This December 2008 accident report is provided by the National Transportation Safety Board. Published as an educational tool, it is intended to help pilots learn from the misfortunes of others.
Aircraft: Piper Cherokee. Injuries: 3 Serious. Location: Kapolei, Hawaii. Aircraft damage: Substantial.
What reportedly happened: The airplane was level at 1,500 feet MSL when the flight instructor had the private pilot receiving instruction reduce power and glide towards the runway for a touch-and-go. The CFI said they did not use carburetor heat nor did they clear the engine during the glide. The pilot landed the plane, then advanced the throttle for takeoff. Immediately after liftoff, the flight instructor noted that the engine was not producing full power.

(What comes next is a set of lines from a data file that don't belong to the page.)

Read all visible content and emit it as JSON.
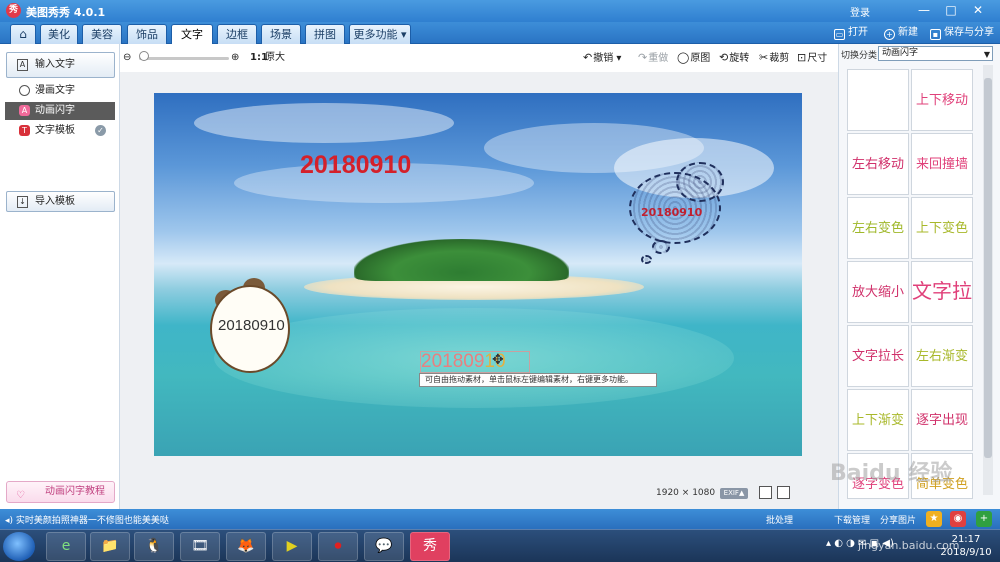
{
  "app": {
    "logo_char": "秀",
    "title": "美图秀秀 4.0.1",
    "login": "登录",
    "window_controls": [
      "—",
      "□",
      "✕"
    ]
  },
  "tabs": [
    {
      "label": "⌂",
      "icon": "home-icon"
    },
    {
      "label": "美化"
    },
    {
      "label": "美容"
    },
    {
      "label": "饰品"
    },
    {
      "label": "文字",
      "active": true
    },
    {
      "label": "边框"
    },
    {
      "label": "场景"
    },
    {
      "label": "拼图"
    },
    {
      "label": "更多功能 ▾"
    }
  ],
  "tab_actions": {
    "open": "打开",
    "new": "新建",
    "save_share": "保存与分享"
  },
  "left_panel": {
    "input_text_button": "输入文字",
    "items": [
      {
        "label": "漫画文字",
        "icon": "speech-bubble-icon"
      },
      {
        "label": "动画闪字",
        "icon": "animation-icon",
        "selected": true
      },
      {
        "label": "文字模板",
        "icon": "template-icon",
        "badge": "✓"
      }
    ],
    "import_template_button": "导入模板",
    "tutorial_button": "动画闪字教程"
  },
  "toolbar": {
    "zoom_ratio": "1:1",
    "original_size": "原大",
    "undo": "撤销",
    "redo": "重做",
    "original_image": "原图",
    "rotate": "旋转",
    "crop": "裁剪",
    "size": "尺寸"
  },
  "canvas": {
    "big_date": "20180910",
    "panda_text": "20180910",
    "selected_text_part1": "201809",
    "selected_text_part2": "10",
    "scribble_text": "20180910",
    "tooltip": "可自由拖动素材，单击鼠标左键编辑素材，右键更多功能。",
    "width": "1920",
    "times": "×",
    "height": "1080",
    "exif": "EXIF▲"
  },
  "right_panel": {
    "category_label": "切换分类",
    "category_value": "动画闪字",
    "effects": [
      {
        "label": "",
        "color": "#d23a6a"
      },
      {
        "label": "上下移动",
        "color": "#e0407a"
      },
      {
        "label": "左右移动",
        "color": "#d0306a"
      },
      {
        "label": "来回撞墙",
        "color": "#e0407a"
      },
      {
        "label": "左右变色",
        "color": "#9fb82a"
      },
      {
        "label": "上下变色",
        "color": "#a8b82a"
      },
      {
        "label": "放大缩小",
        "color": "#d0306a"
      },
      {
        "label": "文字拉高",
        "color": "#e0407a"
      },
      {
        "label": "文字拉长",
        "color": "#d0306a"
      },
      {
        "label": "左右渐变",
        "color": "#a8b82a"
      },
      {
        "label": "上下渐变",
        "color": "#a8b82a"
      },
      {
        "label": "逐字出现",
        "color": "#d0306a"
      },
      {
        "label": "逐字变色",
        "color": "#e0407a"
      },
      {
        "label": "简单变色",
        "color": "#d0a020"
      }
    ]
  },
  "notice_bar": {
    "message": "实时美颜拍照神器一不修图也能美美哒",
    "batch": "批处理",
    "download": "下载管理",
    "share": "分享图片"
  },
  "taskbar": {
    "apps": [
      "e",
      "📁",
      "🐧",
      "🎞",
      "🦊",
      "▶",
      "⏺",
      "💬",
      "秀"
    ],
    "clock_time": "21:17",
    "clock_date": "2018/9/10"
  },
  "watermark": {
    "line1": "Baidu 经验",
    "line2": "jingyan.baidu.com"
  },
  "colors": {
    "title_blue": "#2f7fd0",
    "date_red": "#d4202a",
    "selected_item_bg": "#5b5b5b"
  }
}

He took control of the airplane, checked the engine instruments, fuel tank selector position, and fuel pressure, and confirmed that the throttle and mixture controls were full forward. The CFI did not apply carburetor heat. The airplane did not have enough power to reach an altitude that would allow it to avoid obstacles at the end of the runway. The Piper collided with trees and a power line.
During the post-accident examination no airframe or engine pre-impact mechanical discrepancies that would have prevented normal operation were found. The fuel tank selector valve was found slightly out of the detent for the right tank position, but it still offered about 80% of the normal opening for fuel to pass. According to the engine manufacturer, carburetor ice can form under a relative humidity of 50% to 60% with any outside air temperature from 20° to 90° Fahrenheit. The calculated relative humidity at the time of the accident was 79%. A carburetor icing probability chart indicated that the conditions were in the range for serious icing at glide power. Investigators determined that the partial loss of engine power was likely a result of the formation of carburetor ice.
Probable cause: The partial loss of engine power during the initial climb due to the failure of both pilots to use carburetor heat during a long descent for landing in carburetor icing conditions and the flight instructor’s inadequate supervision of the flight.